As for “guilty,” well, I’m an adult: if I want to walk inside the golden arches every now and then, screw you, I will!
…Everyone Should Get a Smart Phone
Ok, you gotta help me out here. When did everyone get together and decide, beyond all reasonable doubt, that the single best quality something can possess is portability? I don’t get it. I really don’t. No, really I don’t. How much money is everyone (but me, seemingly) just so desperate to shovel in the direction of Apple and Samsung and Sprint and Verizon and Virgin and whoever the hell else, simply to do the things they could previously only do in some places, in most places? How much is a monthly data plan for an iPhone? And do you all have so many fistfuls of cash that it seems a reasonable amount to spend on the modern equivalent of walking and chewing gum at the same time?

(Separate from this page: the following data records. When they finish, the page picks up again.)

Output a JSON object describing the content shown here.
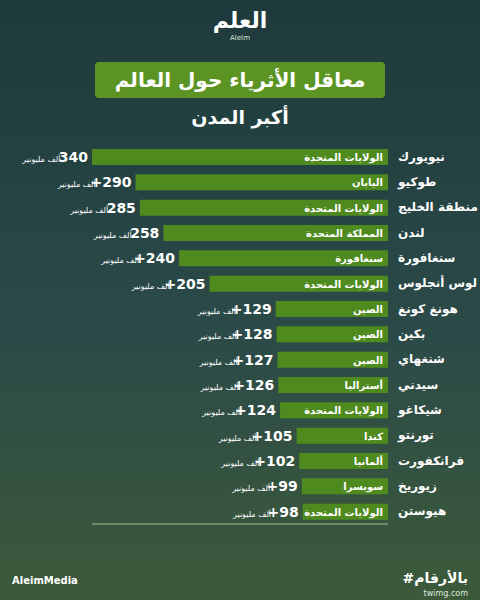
{
  "header": {
    "logo": "العلم",
    "logo_latin": "AleIm"
  },
  "footer": {
    "hashtag": "#بالأرقام",
    "handle": "AleimMedia",
    "watermark": "twimg.com"
  },
  "chart_data": {
    "type": "bar",
    "orientation": "horizontal",
    "title": "معاقل الأثرياء حول العالم",
    "subtitle": "أكبر المدن",
    "categories": [
      "نيويورك",
      "طوكيو",
      "منطقة الخليج",
      "لندن",
      "سنغافورة",
      "لوس أنجلوس",
      "هونغ كونغ",
      "بكين",
      "شنغهاي",
      "سيدني",
      "شيكاغو",
      "تورنتو",
      "فرانكفورت",
      "زيوريخ",
      "هيوستن"
    ],
    "countries": [
      "الولايات المتحدة",
      "اليابان",
      "الولايات المتحدة",
      "المملكة المتحدة",
      "سنغافورة",
      "الولايات المتحدة",
      "الصين",
      "الصين",
      "الصين",
      "أستراليا",
      "الولايات المتحدة",
      "كندا",
      "ألمانيا",
      "سويسرا",
      "الولايات المتحدة"
    ],
    "values": [
      340,
      290,
      285,
      258,
      240,
      205,
      129,
      128,
      127,
      126,
      124,
      105,
      102,
      99,
      98
    ],
    "value_labels": [
      "340",
      "+290",
      "285",
      "258",
      "+240",
      "+205",
      "+129",
      "+128",
      "+127",
      "+126",
      "+124",
      "+105",
      "+102",
      "+99",
      "+98"
    ],
    "value_unit": "ألف مليونير",
    "color": "#4f8a1f",
    "xlim": [
      0,
      340
    ],
    "tick_labels": false,
    "data_labels": true,
    "grid": false
  }
}
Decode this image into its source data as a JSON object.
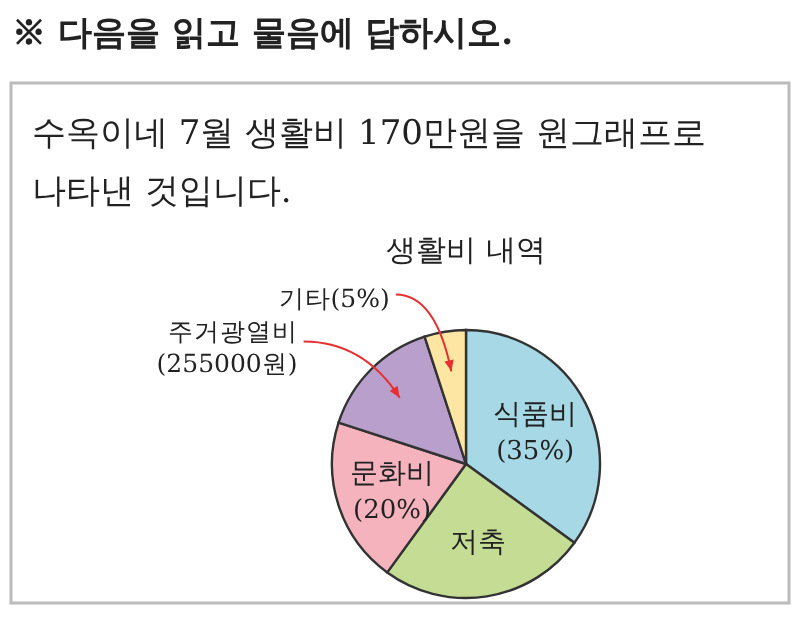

Me, if I want to watch TV, I’ll watch TV. If I want to see a movie, I’ll go the movie theater or get the DVD. And if I want to play a game, I’ll switch on the Wii (and, let’s be fair, that’s about three times a year, isn’t it?). What am I missing out on exactly? All those times I could be looking out the window or up at the world rushing by in front of me, why should I stare perpetually instead at a tiny version of my TV/computer (both of which, frankly, are nice to get away from)? So I can always be at work, even when I’m not?
While we’re on the subject… when did people first start answering this question with an Orwellian “yes” – should we photograph everything in front of us? (OMG –CLICK!– a store name that’s got my last name in it… Right then, I must never forget –CLICK!– how much pastrami they put between the rye bread at Katz’s Deli… Wow, look at that, –CLICK!– at this precise moment in the early evening, the sky is kind of pinkish and orange….)
…Get Insured Because It’s Better to Be Safe Than Sorry
About six years ago and for about three weeks, I temped at AXA Insurance in London. I don’t remember the precise details of my data-entry position, only the essential thrust of it: help to nickel and dime the shit of people by tracking which aspects of their claims fell foul of small print.
It was a thoroughly horrible experience with only one discernible upside – it allowed me to see insurance companies for what they really are: highway robbers hiding in plain sight (TV commercials). The more they’re a bunch of heartless dicks, the more profit they make. Truly, another incredible trick the Western world plays on itself: pay a giant corporate entity continuously for something that may or may not happen – then watch as they shamelessly fleece you if it ever does.
If you’re gonna gamble, at least put some money on a horse or a dog and have yourself some fun. Better that than fund forever the mind-numbing blather of a deadbeat lizard.